About antibiotic resistance

Infections become drug-resistant when the bacteria that cause them adapt and change over time, developing the ability to resist the drugs designed to kill them. The result is that many drugs – like antibiotics – are becoming less effective at treating illnesses. Our overuse of antibiotics in both humans and animals is speeding up this process.

Antibiotics do not work as well as they used to

Antibiotics have transformed our ability to treat bacterial infections allowing us to live healthier, longer lives. But antibiotic overuse makes bacteria evolve so they can survive the effects of antibiotics. This is known as ‘antibiotic resistance’.

By 2050, 10 million people per year could die as a result of bacterial infections that cannot be treated with antibiotics. If we do nothing now we could face a future where the antibiotics that we take for granted today no longer work. It will become harder to treat common infections, and procedures that rely on antibiotics, like chemotherapy or even hip-replacements will become risky.

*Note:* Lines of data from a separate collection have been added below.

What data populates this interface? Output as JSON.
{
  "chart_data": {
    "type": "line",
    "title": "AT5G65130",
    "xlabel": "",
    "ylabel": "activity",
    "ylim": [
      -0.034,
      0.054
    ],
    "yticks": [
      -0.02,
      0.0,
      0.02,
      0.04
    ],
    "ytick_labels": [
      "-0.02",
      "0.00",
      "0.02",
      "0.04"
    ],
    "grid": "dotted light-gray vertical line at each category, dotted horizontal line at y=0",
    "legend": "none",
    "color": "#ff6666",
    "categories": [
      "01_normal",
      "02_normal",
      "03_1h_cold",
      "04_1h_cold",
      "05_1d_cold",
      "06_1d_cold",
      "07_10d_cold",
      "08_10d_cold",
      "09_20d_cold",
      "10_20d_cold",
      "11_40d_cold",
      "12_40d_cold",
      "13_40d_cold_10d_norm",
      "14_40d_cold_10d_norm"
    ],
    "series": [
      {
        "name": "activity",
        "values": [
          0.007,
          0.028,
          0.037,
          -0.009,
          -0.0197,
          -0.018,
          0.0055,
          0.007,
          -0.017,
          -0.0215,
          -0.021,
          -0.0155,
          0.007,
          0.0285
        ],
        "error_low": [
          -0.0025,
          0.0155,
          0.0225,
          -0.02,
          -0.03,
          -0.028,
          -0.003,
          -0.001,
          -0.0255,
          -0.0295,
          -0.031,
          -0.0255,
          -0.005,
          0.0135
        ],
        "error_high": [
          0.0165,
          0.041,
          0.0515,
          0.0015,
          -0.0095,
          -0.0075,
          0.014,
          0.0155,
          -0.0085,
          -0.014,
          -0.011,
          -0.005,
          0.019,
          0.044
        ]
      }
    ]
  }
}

The year 2050 seems a long way off, but drug-resistant infections are affecting people now. It’s been estimated, for instance, that antibiotic resistance affected around 53 000 people in the UK in 2015, of which more than 2000 died.

These numbers can hide the fact that antibiotic resistance affects all sorts of people at a personal level. The vast majority of these people don’t die, but they may be sick for longer, need longer treatments or have more side-effects. You can read about how antibiotic resistance is affecting some of those people here.

So what is antibiotic resistance?

You’ll often see headlines about antibiotic resistance in the press. Most people will say that they know what antibiotic resistance is, but they often don’t get it right – it’s a slippery concept. Have a go at testing your understanding below:


Below you’ll see some statements made by members of the public who were asked to describe what they understood by the term antibiotic resistance.

Which do you think are correct?

  • If you rely too much on antibiotics then your body gets used to them.
  • If you take too much of anything then eventually you become immune to it.
  • It’s your tolerance level. Your body has adapted to it.

All of these statements about antibiotic resistance are false.

Your body can become used to or tolerant to some drugs. Alcohol is a good example of this. If you drink regularly, your body will start to produce enzymes that break the alcohol molecules down quickly. The pint of beer that made you tipsy when you first started drinking, will have very little effect after you’ve been drinking for any length of time.

Antibiotic resistance is not the same thing. It’s not your body that becomes resistant to the antibiotics it’s the bacteria themselves that become resistant to the antibiotics.

It’s an important distinction. You can get an infection with an antibiotic resistant bacteria even if you have never had an antibiotic, for instance by picking it up from another person.

Antibiotic resistance, then, is not the process whereby your body becomes tolerant to, gets used to or immune to antibiotics. Antibiotic resistance refers to the process whereby bacteria become resistant to the antibiotics that we use to treat and prevent infections is they are no longer killed or prevented from reproducing by the antibiotics.

How do bacteria become resistant to antibiotics?

Your body is teeming with bacteria. Your gut, for instance, contains around 100 trillion bacteria. Most of these bacteria are harmless and may even be necessary for good health. There will be some bacteria as well that can cause disease but your body usually keeps these in check. Antibiotics can upset the balance between “good” and “harmful” bacteria. Problems occur when bacteria get into parts of the body where they are not supposed to be found, like the bladder or the bloodstream

Urine infections: An example of infection commonly resistant to antibiotics today

If you had a urine infection until very recently, the chances are your GP would have given you trimethoprim. First developed in 1962, it came onto the UK market in 1968 and was widely used as a treatment for urine infections caused by E. coli (the most common cause of urine infections). The first record of E.coli that were resistant to trimethoprim in the UK was in 1972. By the 2010s 34% of E. coli urine infections were resistant to trimethoprim. Because of this trimethoprim is no longer recommended as the first treatment for urine infections.

What factors lead to antibiotic resistance?

Antibiotics are not only used in humans. They are also used in pets and farm animals, in fish, in agriculture and in food production. This means that the way antibiotic resistance occurs is complicated involving humans, animals and the environment. But, as you might expect, one of the main reasons for the development of antibiotic resistance is the amount of antibiotics used. The greater the quantity of antibiotic used the, greater the likelihood of antibiotic resistance.

This is why the PASS project focuses on improving antibiotic prescribing, and reducing the number of people who get treated with antibiotics when they do not need them.